The Colorado Farm Bueau hand painted campaign signs to promote Amendment 71, which makes it harder to amend the state constitution. (Brophy photo)
The Colorado Farm Bueau hand-painted campaign signs to promote Amendment 71, which makes it harder to amend the state constitution. (Brophy photo)

With the tidal wave of press calls over, I finally have time to digest the election results, and I’m stunned by the map of which counties supported the effort to make it harder to amend the constitution.

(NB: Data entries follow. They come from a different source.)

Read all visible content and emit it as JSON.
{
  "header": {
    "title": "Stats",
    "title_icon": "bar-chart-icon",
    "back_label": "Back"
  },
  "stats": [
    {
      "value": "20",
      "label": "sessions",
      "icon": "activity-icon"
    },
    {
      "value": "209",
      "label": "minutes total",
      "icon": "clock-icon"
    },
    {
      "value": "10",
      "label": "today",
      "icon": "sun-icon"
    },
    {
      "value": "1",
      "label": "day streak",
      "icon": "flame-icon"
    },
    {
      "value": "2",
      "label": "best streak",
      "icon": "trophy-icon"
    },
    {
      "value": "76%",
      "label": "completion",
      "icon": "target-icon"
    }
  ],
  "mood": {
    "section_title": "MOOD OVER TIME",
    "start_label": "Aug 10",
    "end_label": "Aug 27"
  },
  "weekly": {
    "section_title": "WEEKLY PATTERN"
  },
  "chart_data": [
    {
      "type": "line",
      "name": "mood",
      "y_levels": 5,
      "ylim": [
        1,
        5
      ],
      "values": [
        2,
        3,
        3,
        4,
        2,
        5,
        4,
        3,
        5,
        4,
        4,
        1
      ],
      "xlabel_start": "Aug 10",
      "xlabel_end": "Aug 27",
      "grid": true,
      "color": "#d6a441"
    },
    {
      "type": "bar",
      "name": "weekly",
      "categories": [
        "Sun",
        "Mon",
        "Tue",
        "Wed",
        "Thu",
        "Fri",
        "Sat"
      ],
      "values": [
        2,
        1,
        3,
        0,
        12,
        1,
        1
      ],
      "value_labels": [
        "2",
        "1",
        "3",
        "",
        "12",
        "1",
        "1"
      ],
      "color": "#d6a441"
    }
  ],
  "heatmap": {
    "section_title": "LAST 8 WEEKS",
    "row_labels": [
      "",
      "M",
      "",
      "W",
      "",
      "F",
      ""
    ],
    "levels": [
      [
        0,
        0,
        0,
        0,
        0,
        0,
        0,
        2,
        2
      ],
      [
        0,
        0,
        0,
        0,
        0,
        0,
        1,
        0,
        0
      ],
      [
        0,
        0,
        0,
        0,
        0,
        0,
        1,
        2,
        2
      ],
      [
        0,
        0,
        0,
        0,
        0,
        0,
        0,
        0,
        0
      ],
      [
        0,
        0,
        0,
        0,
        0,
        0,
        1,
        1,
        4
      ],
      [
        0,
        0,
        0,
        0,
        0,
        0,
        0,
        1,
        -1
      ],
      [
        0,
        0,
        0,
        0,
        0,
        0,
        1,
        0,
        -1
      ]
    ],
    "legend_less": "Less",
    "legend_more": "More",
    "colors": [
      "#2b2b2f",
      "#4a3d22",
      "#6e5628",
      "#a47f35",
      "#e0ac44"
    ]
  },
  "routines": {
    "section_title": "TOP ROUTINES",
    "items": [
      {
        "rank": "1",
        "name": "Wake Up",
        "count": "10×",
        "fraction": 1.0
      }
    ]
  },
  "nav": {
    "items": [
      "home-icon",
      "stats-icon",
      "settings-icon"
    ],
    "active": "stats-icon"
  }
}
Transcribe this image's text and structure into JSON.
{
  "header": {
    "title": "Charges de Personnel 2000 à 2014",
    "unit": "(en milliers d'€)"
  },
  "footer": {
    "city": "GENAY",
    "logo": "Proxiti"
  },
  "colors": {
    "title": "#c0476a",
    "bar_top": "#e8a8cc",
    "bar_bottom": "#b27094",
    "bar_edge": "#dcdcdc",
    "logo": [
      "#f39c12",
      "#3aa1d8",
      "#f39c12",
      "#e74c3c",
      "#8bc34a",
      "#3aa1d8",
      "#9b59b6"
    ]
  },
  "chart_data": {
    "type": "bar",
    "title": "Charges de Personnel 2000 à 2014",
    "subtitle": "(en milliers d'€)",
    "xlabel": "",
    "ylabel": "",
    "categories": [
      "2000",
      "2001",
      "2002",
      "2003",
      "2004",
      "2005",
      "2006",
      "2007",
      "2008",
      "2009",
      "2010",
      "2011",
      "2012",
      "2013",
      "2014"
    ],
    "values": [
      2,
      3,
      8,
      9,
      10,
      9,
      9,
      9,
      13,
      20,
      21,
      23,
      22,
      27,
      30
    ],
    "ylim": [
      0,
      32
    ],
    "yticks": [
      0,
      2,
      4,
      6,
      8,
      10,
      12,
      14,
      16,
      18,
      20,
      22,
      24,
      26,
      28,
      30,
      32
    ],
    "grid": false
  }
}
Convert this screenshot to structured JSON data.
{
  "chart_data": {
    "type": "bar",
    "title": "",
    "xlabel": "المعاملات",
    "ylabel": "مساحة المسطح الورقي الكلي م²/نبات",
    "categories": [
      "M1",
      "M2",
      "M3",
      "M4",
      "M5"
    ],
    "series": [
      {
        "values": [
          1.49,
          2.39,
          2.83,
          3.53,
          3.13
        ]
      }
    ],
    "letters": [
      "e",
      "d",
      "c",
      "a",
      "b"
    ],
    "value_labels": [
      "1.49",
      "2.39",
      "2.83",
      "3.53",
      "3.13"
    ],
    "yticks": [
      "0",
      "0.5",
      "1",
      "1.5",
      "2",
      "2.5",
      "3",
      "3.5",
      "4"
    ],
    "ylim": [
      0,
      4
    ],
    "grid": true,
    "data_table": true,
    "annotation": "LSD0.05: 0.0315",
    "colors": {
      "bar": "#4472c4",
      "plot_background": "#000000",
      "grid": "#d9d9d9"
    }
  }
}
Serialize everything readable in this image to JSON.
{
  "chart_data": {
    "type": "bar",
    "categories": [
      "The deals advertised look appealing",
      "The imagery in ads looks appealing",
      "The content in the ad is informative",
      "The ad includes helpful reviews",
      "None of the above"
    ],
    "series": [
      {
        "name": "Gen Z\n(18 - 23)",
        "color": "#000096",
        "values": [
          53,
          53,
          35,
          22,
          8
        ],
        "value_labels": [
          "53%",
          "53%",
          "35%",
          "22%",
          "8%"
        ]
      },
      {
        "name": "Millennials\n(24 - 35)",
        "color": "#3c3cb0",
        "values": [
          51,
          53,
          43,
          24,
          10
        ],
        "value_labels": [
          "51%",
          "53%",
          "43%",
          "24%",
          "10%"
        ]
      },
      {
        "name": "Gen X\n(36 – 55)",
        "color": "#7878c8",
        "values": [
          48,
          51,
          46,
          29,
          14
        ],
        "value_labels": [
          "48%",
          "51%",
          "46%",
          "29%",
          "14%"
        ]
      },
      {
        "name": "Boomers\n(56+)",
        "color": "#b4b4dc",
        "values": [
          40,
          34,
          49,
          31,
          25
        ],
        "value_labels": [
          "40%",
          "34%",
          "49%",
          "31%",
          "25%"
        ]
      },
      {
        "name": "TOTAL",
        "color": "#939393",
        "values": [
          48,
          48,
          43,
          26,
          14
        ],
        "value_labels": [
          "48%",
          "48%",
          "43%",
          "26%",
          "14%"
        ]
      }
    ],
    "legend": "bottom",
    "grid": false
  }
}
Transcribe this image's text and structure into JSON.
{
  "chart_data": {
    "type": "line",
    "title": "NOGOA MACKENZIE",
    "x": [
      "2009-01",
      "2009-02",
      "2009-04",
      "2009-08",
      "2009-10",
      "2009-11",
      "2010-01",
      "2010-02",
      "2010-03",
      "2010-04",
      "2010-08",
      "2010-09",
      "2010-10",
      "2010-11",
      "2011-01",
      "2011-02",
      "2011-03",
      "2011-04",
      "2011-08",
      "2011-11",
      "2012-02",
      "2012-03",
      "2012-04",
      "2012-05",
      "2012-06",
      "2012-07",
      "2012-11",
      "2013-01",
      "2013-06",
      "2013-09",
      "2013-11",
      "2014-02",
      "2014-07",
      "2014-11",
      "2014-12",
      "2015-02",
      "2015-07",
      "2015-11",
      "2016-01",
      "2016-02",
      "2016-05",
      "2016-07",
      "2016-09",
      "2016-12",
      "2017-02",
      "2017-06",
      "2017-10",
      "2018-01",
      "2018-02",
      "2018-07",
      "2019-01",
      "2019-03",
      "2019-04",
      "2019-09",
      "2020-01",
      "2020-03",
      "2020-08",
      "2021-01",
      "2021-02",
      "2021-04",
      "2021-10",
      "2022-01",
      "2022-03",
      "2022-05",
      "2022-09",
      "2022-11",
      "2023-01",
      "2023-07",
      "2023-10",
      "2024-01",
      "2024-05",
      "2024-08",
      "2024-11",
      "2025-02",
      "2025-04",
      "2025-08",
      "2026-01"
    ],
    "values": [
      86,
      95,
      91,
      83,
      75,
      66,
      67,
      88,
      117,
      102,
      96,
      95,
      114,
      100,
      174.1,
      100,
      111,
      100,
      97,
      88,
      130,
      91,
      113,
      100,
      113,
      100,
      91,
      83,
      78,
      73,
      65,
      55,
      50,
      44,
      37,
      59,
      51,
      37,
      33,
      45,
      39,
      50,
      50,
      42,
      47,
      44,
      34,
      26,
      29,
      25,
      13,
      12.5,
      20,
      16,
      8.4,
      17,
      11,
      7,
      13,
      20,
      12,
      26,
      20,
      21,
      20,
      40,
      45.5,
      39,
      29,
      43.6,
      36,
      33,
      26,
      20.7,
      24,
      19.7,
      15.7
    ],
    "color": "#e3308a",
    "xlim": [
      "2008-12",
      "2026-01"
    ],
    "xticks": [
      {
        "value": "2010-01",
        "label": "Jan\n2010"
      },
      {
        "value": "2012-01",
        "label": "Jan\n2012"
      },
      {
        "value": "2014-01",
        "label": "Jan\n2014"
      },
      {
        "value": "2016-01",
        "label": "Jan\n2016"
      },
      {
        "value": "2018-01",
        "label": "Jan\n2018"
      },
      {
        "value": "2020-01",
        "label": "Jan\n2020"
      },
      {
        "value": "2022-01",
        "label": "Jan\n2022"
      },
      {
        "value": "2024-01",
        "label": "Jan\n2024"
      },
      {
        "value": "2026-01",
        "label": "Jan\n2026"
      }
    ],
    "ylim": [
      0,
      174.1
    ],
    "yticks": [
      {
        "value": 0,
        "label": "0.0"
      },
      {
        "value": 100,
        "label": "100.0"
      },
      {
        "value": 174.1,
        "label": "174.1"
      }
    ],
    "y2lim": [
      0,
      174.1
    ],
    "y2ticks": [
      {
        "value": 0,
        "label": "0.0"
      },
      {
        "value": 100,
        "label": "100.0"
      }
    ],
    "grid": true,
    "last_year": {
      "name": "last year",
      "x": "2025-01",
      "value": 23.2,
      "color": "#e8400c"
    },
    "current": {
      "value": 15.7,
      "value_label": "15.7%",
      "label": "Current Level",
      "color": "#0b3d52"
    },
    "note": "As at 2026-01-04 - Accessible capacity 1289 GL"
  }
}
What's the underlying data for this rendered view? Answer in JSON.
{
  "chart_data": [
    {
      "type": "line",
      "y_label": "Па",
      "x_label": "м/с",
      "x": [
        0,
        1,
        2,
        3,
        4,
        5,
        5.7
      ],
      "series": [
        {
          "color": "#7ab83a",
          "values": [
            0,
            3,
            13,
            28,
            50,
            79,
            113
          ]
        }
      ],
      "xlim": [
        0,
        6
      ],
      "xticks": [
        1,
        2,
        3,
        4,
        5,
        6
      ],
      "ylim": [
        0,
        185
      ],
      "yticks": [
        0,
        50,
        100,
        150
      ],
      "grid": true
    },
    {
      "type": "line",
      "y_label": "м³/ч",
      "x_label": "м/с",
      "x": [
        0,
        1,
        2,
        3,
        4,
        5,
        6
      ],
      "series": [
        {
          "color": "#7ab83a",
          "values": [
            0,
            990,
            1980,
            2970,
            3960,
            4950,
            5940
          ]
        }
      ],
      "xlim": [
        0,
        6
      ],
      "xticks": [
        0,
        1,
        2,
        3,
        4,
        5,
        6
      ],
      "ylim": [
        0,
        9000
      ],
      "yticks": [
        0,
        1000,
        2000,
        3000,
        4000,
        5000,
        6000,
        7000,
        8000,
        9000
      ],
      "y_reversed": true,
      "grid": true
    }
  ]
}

In case you weren’t aware, the election results that are posted on the Colorado Secretary of State web site includes maps for each candidate and issue to show how they fared on a county-by-county basis.

Amendment 71, or Raise the Bar as it was called, passed 56 percent to 44 percent. But I never knew until I clicked on the map late Wednesday that it passed in 60 of Colorado’s 64 counties. Only voters in  Boulder, Denver, Gilpin and San Miguel opposed it, and Gilpin’s vote was close.

Former state Sen. Greg Brophy, a Yuma Wray* Republican, teamed up with Summit County Commissioner Dan Gibbs, a Democrat, to put the measure on the ballot. They were joined by high-profile names on both sides of the aisle, including former Denver Mayor Wellington Webb and Colorado Springs Mayor John Suthers, Gov. John Hickenlooper and his predecessors, and others. The Farm Bureau put up signs in rural Colorado.

“And having John Elway didn’t hurt,” Brophy said, referring to Denver Bronco’ general manager and former Super Bowl quarterback. (For the record, the election was before the Kansas City Chiefs game.)